The Great Economic Reset, Only Months Away?

June 2, 2012, by Ken Jorgustin

In case you haven’t noticed, the DOW is down nearly 800 points in the last several weeks. Friday, the world markets have suffered their bleakest day of the year so far. Prominent financial players are expressing extreme concern, and some believe the end game is nigh. Could we finally be at the precipice of the economic tipping point, about to be hurled over the edge into an economic apocalypse that will make the events of 2008 seem like child’s play?

Time is running out.

The truth is setting in.

dow-drops-june-2012

This is all eerily reminiscent of the years following 1929. Following the initial crash (2008 parallel), the stock market rebounded, and the people thought they were ‘out of the woods’ and everything seemed okay (like today). Then, it all crashed hard, leading to the deepest years of the Great Depression. The past few years ‘the system’ has been propped up by massive bailouts, money injection into the banking system, and policies enabling banks to absorb their bad debt without defaulting. The problem is… this has all been temporary, and the ‘real’ economy has not improved. It has in fact worsened – despite the numbers that are presented (misrepresented) by the banksters, the government, and the main stream media.

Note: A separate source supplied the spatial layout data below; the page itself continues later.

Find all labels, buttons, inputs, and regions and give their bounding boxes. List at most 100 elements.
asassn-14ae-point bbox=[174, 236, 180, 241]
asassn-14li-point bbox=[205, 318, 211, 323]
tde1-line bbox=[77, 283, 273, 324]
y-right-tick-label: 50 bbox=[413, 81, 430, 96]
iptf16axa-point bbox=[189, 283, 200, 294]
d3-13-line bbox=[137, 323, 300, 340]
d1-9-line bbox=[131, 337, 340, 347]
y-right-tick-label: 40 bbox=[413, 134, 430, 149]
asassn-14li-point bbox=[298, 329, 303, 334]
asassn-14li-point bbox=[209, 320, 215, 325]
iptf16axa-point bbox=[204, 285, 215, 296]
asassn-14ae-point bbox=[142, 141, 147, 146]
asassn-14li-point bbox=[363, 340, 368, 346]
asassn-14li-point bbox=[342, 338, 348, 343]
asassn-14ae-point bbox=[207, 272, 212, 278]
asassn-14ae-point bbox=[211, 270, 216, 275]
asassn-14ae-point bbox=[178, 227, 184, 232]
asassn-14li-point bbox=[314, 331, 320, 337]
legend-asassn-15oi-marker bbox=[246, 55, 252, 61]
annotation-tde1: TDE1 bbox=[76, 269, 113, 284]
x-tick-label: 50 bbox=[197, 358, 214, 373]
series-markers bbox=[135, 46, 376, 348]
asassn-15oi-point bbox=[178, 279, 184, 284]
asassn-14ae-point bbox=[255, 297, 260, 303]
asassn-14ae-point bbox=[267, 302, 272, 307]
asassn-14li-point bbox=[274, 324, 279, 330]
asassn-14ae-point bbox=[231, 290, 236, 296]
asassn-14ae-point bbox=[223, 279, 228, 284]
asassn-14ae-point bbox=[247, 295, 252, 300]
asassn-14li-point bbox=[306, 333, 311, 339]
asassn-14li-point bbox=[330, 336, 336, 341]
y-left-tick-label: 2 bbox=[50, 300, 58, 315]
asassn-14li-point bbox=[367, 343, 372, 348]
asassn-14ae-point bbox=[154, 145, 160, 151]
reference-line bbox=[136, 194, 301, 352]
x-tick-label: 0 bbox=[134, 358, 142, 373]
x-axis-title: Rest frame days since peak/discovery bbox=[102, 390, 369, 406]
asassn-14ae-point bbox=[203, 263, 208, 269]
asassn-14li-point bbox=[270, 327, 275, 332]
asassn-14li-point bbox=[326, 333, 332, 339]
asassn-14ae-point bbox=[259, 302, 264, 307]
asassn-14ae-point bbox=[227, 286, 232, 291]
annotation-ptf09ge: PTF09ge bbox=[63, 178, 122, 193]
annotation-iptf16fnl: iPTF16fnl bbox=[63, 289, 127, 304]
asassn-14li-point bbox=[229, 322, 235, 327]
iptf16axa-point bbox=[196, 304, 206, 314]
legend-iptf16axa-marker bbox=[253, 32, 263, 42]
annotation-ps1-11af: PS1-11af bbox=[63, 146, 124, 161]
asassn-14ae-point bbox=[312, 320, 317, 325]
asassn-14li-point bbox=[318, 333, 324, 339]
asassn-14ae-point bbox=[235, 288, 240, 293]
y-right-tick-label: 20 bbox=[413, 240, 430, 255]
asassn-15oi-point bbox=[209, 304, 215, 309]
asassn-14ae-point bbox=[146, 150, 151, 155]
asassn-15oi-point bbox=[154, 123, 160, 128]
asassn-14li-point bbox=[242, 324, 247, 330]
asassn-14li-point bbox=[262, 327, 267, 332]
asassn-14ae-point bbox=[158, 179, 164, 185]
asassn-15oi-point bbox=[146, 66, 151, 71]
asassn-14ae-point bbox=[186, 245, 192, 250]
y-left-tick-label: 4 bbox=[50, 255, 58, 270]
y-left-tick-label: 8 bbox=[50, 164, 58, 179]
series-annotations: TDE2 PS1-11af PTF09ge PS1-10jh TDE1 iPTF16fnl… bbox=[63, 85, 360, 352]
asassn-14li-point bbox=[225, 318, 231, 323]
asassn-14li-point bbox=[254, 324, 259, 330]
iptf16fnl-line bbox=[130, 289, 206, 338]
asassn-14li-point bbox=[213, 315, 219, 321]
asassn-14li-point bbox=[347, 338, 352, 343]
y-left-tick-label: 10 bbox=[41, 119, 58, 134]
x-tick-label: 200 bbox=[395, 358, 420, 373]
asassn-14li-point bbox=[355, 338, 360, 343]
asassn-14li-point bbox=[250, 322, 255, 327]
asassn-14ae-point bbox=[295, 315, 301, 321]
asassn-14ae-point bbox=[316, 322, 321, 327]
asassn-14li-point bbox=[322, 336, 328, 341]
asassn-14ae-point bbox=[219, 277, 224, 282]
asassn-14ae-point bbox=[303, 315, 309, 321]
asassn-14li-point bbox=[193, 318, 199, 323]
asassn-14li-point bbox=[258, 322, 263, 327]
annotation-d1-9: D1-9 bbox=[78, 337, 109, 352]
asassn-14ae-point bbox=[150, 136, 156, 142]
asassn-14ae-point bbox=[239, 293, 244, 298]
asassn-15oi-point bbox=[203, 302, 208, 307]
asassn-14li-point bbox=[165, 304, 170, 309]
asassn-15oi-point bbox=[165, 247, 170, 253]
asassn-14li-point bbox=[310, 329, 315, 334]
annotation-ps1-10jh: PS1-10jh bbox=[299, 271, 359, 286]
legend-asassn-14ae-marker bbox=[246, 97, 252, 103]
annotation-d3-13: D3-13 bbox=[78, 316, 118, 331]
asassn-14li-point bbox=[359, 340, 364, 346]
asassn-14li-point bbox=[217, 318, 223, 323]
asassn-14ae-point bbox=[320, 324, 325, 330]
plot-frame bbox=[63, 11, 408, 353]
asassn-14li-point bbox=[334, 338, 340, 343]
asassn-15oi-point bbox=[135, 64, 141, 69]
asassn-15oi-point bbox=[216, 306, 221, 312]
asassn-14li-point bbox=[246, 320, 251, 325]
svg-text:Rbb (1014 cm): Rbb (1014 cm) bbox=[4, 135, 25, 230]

30% of the purchasing power of the dollar has been destroyed in the past four years while wages remain stagnant. The U.S. economy needs 125,000 NEW jobs each month just to stay even with the unemployment rate. The most recent reporting has been well below that, and the prior month’s numbers were revised downward well below that as well. China is rolling over, the Eurozone is in complete economic turmoil with the breakdown and apparent eminent sovereign default and exit of Greece. Money has been fleeing Greece (and now Spain) with ongoing bank runs.

We have been lulled into a false sense of security as we have been in the eye of the economic hurricane for several years now, and most have forgotten that the winds are swirling all around us as we are about to re-enter the fury of the storm. There has been no real correction yet, no deleveraging or unwinding of the massive derivative market. No one has been held accountable.

Greece is almost gone. Spain, and then Italy will swiftly be next. Dominoes will fall. All this while the Fed may be too late to act as it plays politics with the current election cycle in the U.S.

The outcome is not in question. However the timing and management (or lack thereof) of the unwinding is. At the present time, it appears that the market may be realizing the truth of the matter as they are fleeing to ‘safety’. Reality has arrived. Friday’s Gold was up $66 an ounce.

We don’t know what is to come. The world has NEVER been here before. Those who believe the U.S. can remain unscathed from what is happening in Greece, Spain, Italy and the Eurozone, evidently do not understand the definition of ‘contagion’. It can happen VERY fast.

Reported from an ‘insider’ source at SteveQuayle.com, who predicts the collapse of the Eurozone within 6 months,

The Iron boot has been firmly planted to the pedal of this runaway tractor trailer that is heading off the cliff. All of the Euro banks including my former associates at the Royal Bank of Scotland (RBS) are all prepped and ready for the Euro collapse. What we in the inside are calling “Spanish Flue” is now running hot with temperatures that are setting ten year yields sky high. What many do not realize is that Bankia’s demise has started a breach in all the firewalls and safety measures that are in place in the Eurozone. This had an immediate effect on the Italian markets as you can now see the pandemonium that is there.

We keep hearing reports of massive bank runs that are occurring across many of the PIIGS but is not just limited to them. As I stated many times the UK and France are the most vulnerable to the Eurozone collapse, many of their populace are cashing out of their equities though there is a massive media blackout about this. European contacts report that there is a flight to German bonds, UK and a mass migration to the US dollar. But these currency life preserver jumps will not help as the contagion in all FIAT markets are affected. It is a game of hot potato that the investors are playing, jumping from one asset to the next and again before the one that they just jumped to burns. A juggling act with fire that cannot be quenched.

On Friday, Jim Sinclair of jsmineset.com said, “QE to infinity is for certain. About that there is no question whatsoever. It cannot be avoided;” “The Fed is playing with something worse than fire. That fire is posted in a video today [see below] and references a worldwide financial crisis that if it starts cannot be stopped by any power on the planet.” “They are already easing up on the rhetoric. The Fed will downright panic as the world’s economies go from slow to dropping out of sight. That is what is on the plate tonight, this night, right here and now.”

 

This is one day going to end very badly. Time is running out. There is no stopping this. There is prediction among some insiders that the Eurozone will collapse this fall/winter with naked exposure of all derivative markets the world over. In essence, the end. The great reset.

Are you prepared for the chaos that will follow such an event? I hope so. If not, start planning TODAY.